Шкипер с юнгой сравнялись в талантах.
Распрямляя хребты
И срывая бинты,
Бесновались матросы на вантах.
Мертвая тишина стояла в кают-компании. Слушатели только изумленно переводили взгляд то друг на друга, то на исполнителя. Видно, что такого они не ожидали. А Гиви все продолжал со знакомой хрипотцой в голосе:
Киль как старый неровный
Гитаровый гриф.
Это брюхо вспорол мне
Коралловый риф.
Я смотрел на зрителей. Капитан Воронин сидел с распахнутыми глазами и беззвучно шевелил губами, видимо, пытаясь запомнить понравившиеся строчки. Корреспондент газеты «Известия», вытирая выступившие слезы, что-то стенографировал в блокноте. Шмидт вообще уставился в одну точку и в задумчивости трепал бороду.
Гиви закончил выступление и вернул гитару на место.
– Это ваше, Гавриил Родионович? – спросил Шмидт.
– Нет, Отто Юльевич, не мое. Эту песню написал один мой друг, к сожалению слишком рано умерший.

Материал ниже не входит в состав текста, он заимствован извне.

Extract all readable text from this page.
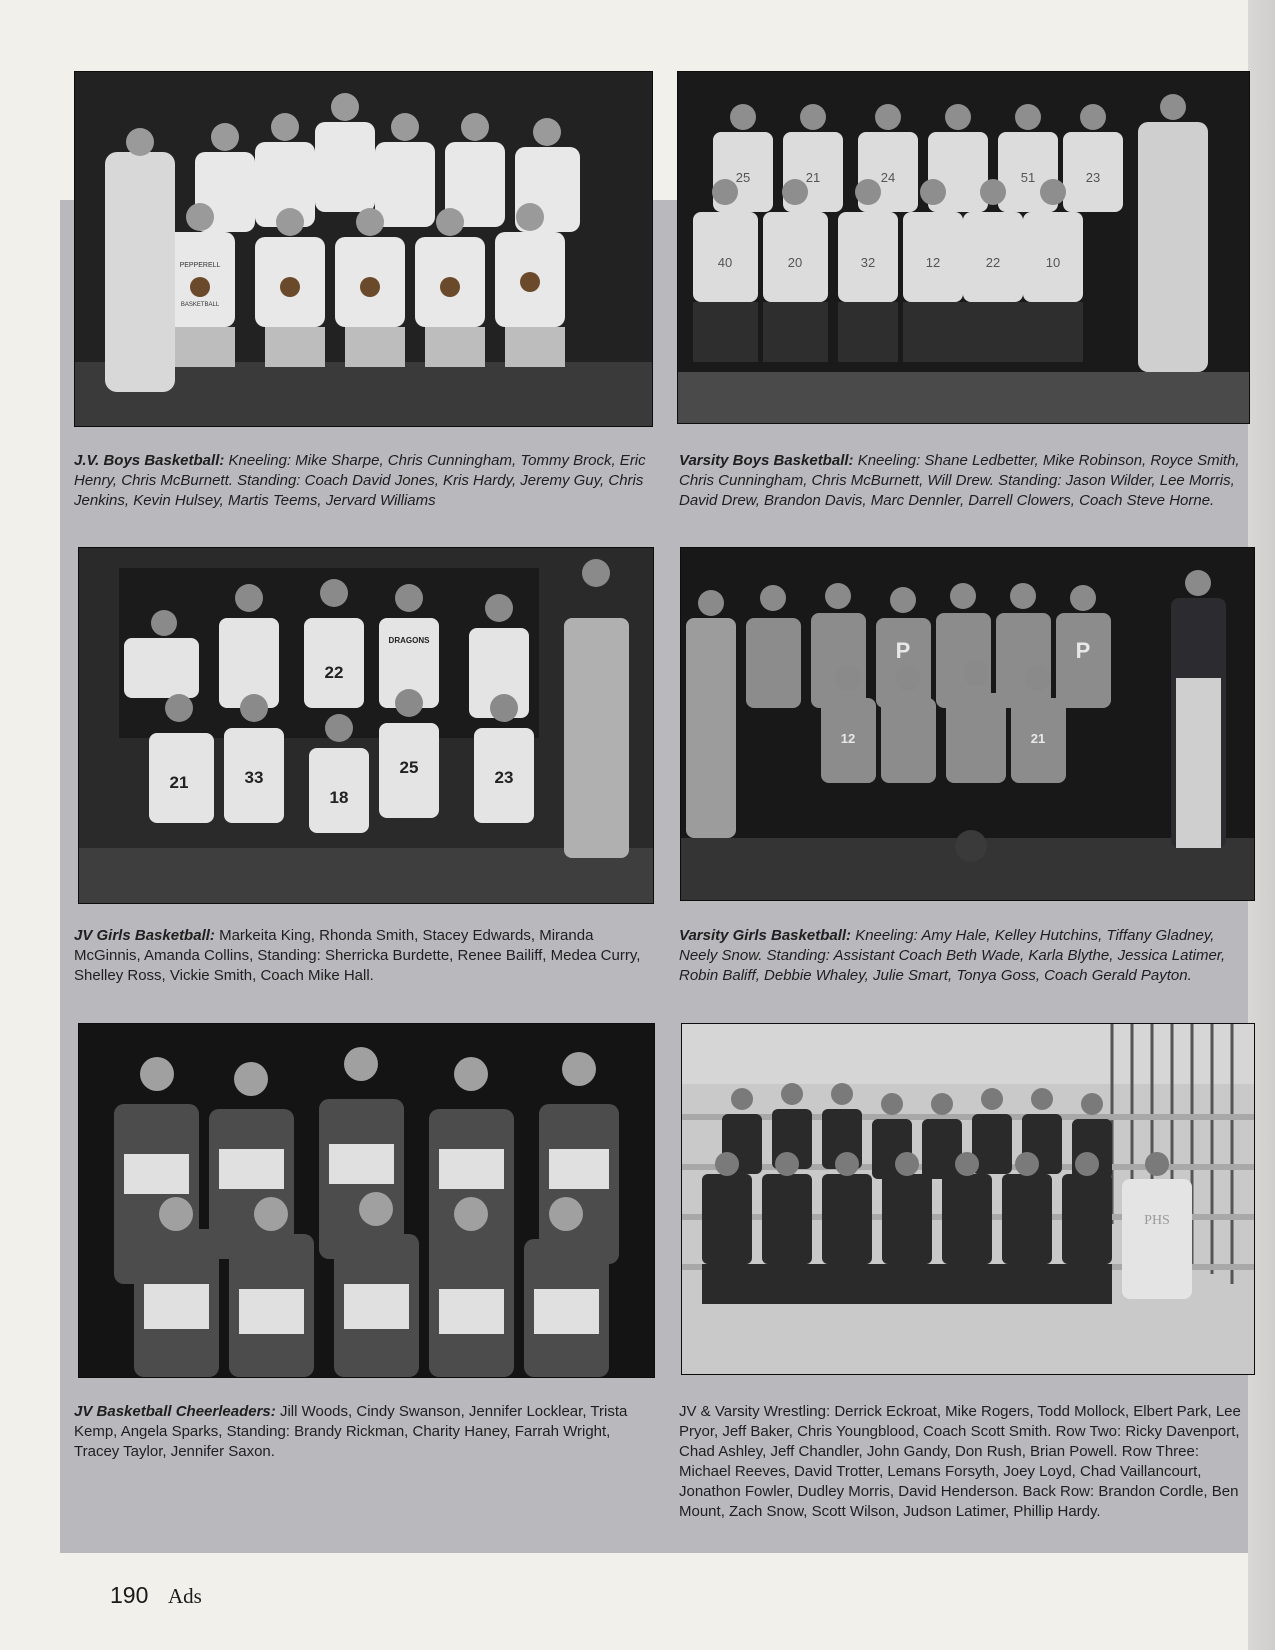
PEPPERELL
BASKETBALL
25	21	24	51	23
40	20	32	12	22	10
22
21	33
18
25
23
DRAGONS	P	P
12	21
PHS
J.V. Boys Basketball: Kneeling: Mike Sharpe, Chris Cunningham, Tommy Brock, Eric Henry, Chris McBurnett. Standing: Coach David Jones, Kris Hardy, Jeremy Guy, Chris Jenkins, Kevin Hulsey, Martis Teems, Jervard Williams
Varsity Boys Basketball: Kneeling: Shane Ledbetter, Mike Robinson, Royce Smith, Chris Cunningham, Chris McBurnett, Will Drew. Standing: Jason Wilder, Lee Morris, David Drew, Brandon Davis, Marc Dennler, Darrell Clowers, Coach Steve Horne.
JV Girls Basketball: Markeita King, Rhonda Smith, Stacey Edwards, Miranda McGinnis, Amanda Collins, Standing: Sherricka Burdette, Renee Bailiff, Medea Curry, Shelley Ross, Vickie Smith, Coach Mike Hall.
Varsity Girls Basketball: Kneeling: Amy Hale, Kelley Hutchins, Tiffany Gladney, Neely Snow. Standing: Assistant Coach Beth Wade, Karla Blythe, Jessica Latimer, Robin Baliff, Debbie Whaley, Julie Smart, Tonya Goss, Coach Gerald Payton.
JV Basketball Cheerleaders: Jill Woods, Cindy Swanson, Jennifer Locklear, Trista Kemp, Angela Sparks, Standing: Brandy Rickman, Charity Haney, Farrah Wright, Tracey Taylor, Jennifer Saxon.
JV & Varsity Wrestling: Derrick Eckroat, Mike Rogers, Todd Mollock, Elbert Park, Lee Pryor, Jeff Baker, Chris Youngblood, Coach Scott Smith. Row Two: Ricky Davenport, Chad Ashley, Jeff Chandler, John Gandy, Don Rush, Brian Powell. Row Three: Michael Reeves, David Trotter, Lemans Forsyth, Joey Loyd, Chad Vaillancourt, Jonathon Fowler, Dudley Morris, David Henderson. Back Row: Brandon Cordle, Ben Mount, Zach Snow, Scott Wilson, Judson Latimer, Phillip Hardy.
190 Ads
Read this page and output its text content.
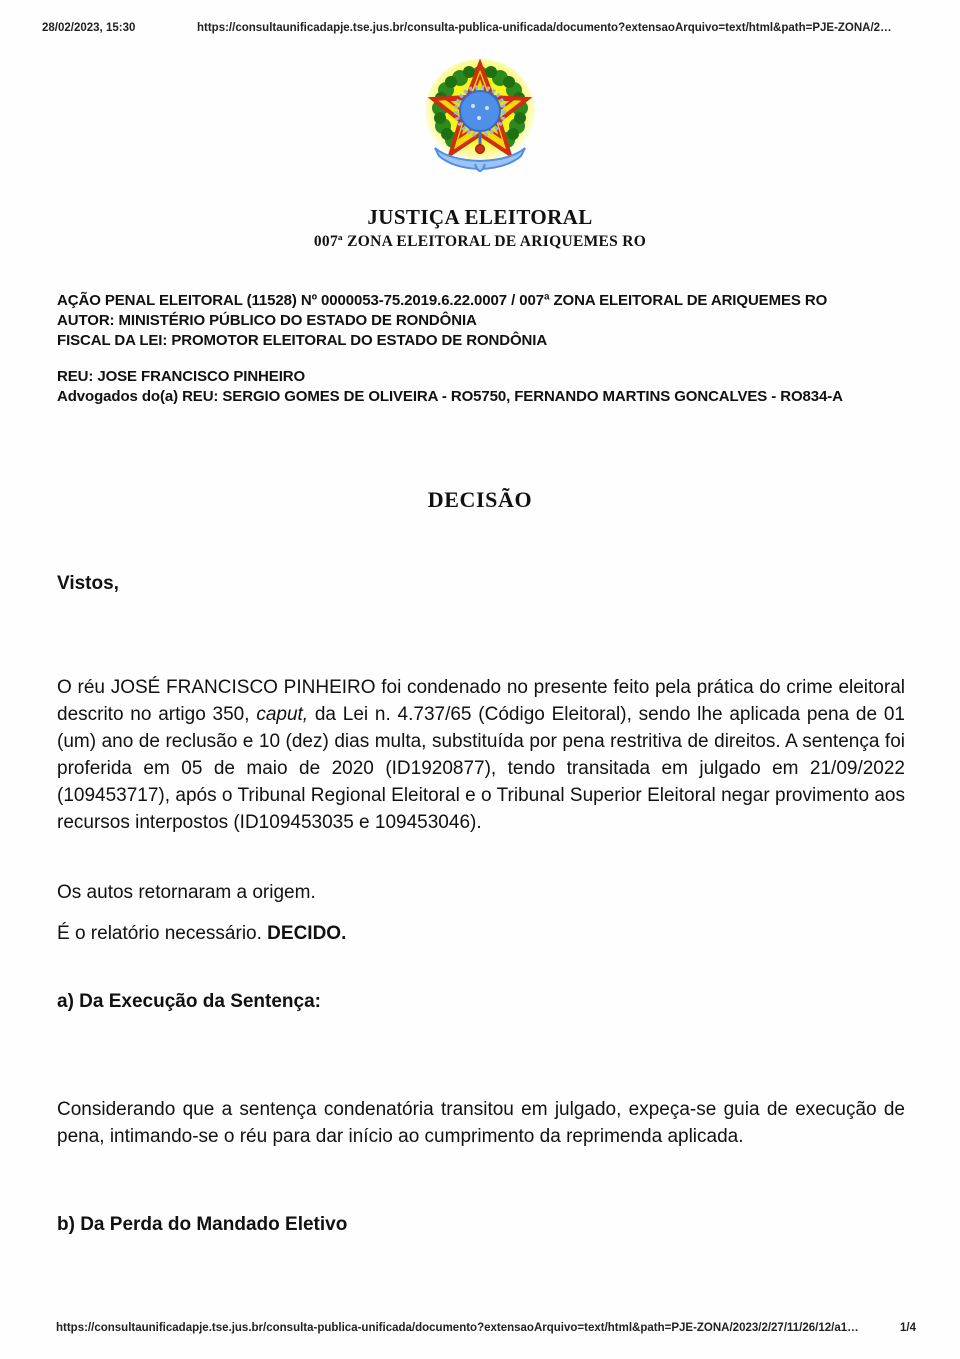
28/02/2023, 15:30	https://consultaunificadapje.tse.jus.br/consulta-publica-unificada/documento?extensaoArquivo=text/html&path=PJE-ZONA/2…
JUSTIÇA ELEITORAL
007ª ZONA ELEITORAL DE ARIQUEMES RO
AÇÃO PENAL ELEITORAL (11528) Nº 0000053-75.2019.6.22.0007 / 007ª ZONA ELEITORAL DE ARIQUEMES RO
AUTOR: MINISTÉRIO PÚBLICO DO ESTADO DE RONDÔNIA
FISCAL DA LEI: PROMOTOR ELEITORAL DO ESTADO DE RONDÔNIA
REU: JOSE FRANCISCO PINHEIRO
Advogados do(a) REU: SERGIO GOMES DE OLIVEIRA - RO5750, FERNANDO MARTINS GONCALVES - RO834-A
DECISÃO
Vistos,

O réu JOSÉ FRANCISCO PINHEIRO foi condenado no presente feito pela prática do crime eleitoral descrito no artigo 350, caput, da Lei n. 4.737/65 (Código Eleitoral), sendo lhe aplicada pena de 01 (um) ano de reclusão e 10 (dez) dias multa, substituída por pena restritiva de direitos. A sentença foi proferida em 05 de maio de 2020 (ID1920877), tendo transitada em julgado em 21/09/2022 (109453717), após o Tribunal Regional Eleitoral e o Tribunal Superior Eleitoral negar provimento aos recursos interpostos (ID109453035 e 109453046).

Os autos retornaram a origem.

É o relatório necessário. DECIDO.

a) Da Execução da Sentença:

Considerando que a sentença condenatória transitou em julgado, expeça-se guia de execução de pena, intimando-se o réu para dar início ao cumprimento da reprimenda aplicada.

b) Da Perda do Mandado Eletivo
https://consultaunificadapje.tse.jus.br/consulta-publica-unificada/documento?extensaoArquivo=text/html&path=PJE-ZONA/2023/2/27/11/26/12/a1…	1/4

Пользуясь тем, что на диванчике мы были только вдвоем, я упрекнул Гиви шепотом:
– Сдурел? Надо было в своем авторстве признаваться. Всенародная известность, сталинская премия и все такое… Капусты бы срубили на халяву. Чего опять в ухо-то? Что я такого предложил?
От немедленной расправы путем бития в многострадальное ухо меня спас появившийся в кают-компании Кренкель, отсутствовавший на собрании по причине вахты. Он издалека, с самым заговорщицким видом начал подавать мне таинственные знаки, сразу расшифрованные бдительным Гиви.
– Только попробуйте коньяк у меня спереть…
– И в мыслях не было. – я сделал честное лицо. На самом деле, зачем пробовать, когда две бутылки сегодня утром поменяли своего хозяина и местожительство. Одна пойдет Решетникову, а вторая – на обмытие в случае удачной попытки.
Я оставил Гавриила купаться в лучах чужой славы и вслед за радистом покинул общество ценителей искусства, предпочтя им более прозаичного технаря Теодорыча. Слава, она что? Сегодня есть, а завтра взошел новый кумир на небосклоне, и вот сидишь ты в одиночестве, уныло взирая на оклеенные собственными афишами стены.
В радиорубке Кренкель с гордостью вытащил из-за пазухи газетный сверток.
– Вот. Только подходящего сухого дерева не нашлось, – пояснил он. – Так боцман на радостях, что Тихвинскую вернули, весло от баркаса подарил. А чего? Там лопасти широкие.
Я развернул газету. Батюшки! Шеф, как живой. И лысина так же розово поблескивает. Определенно, этот Решетников большой талант. Как расписал, а? Будто на фотографию смотрю.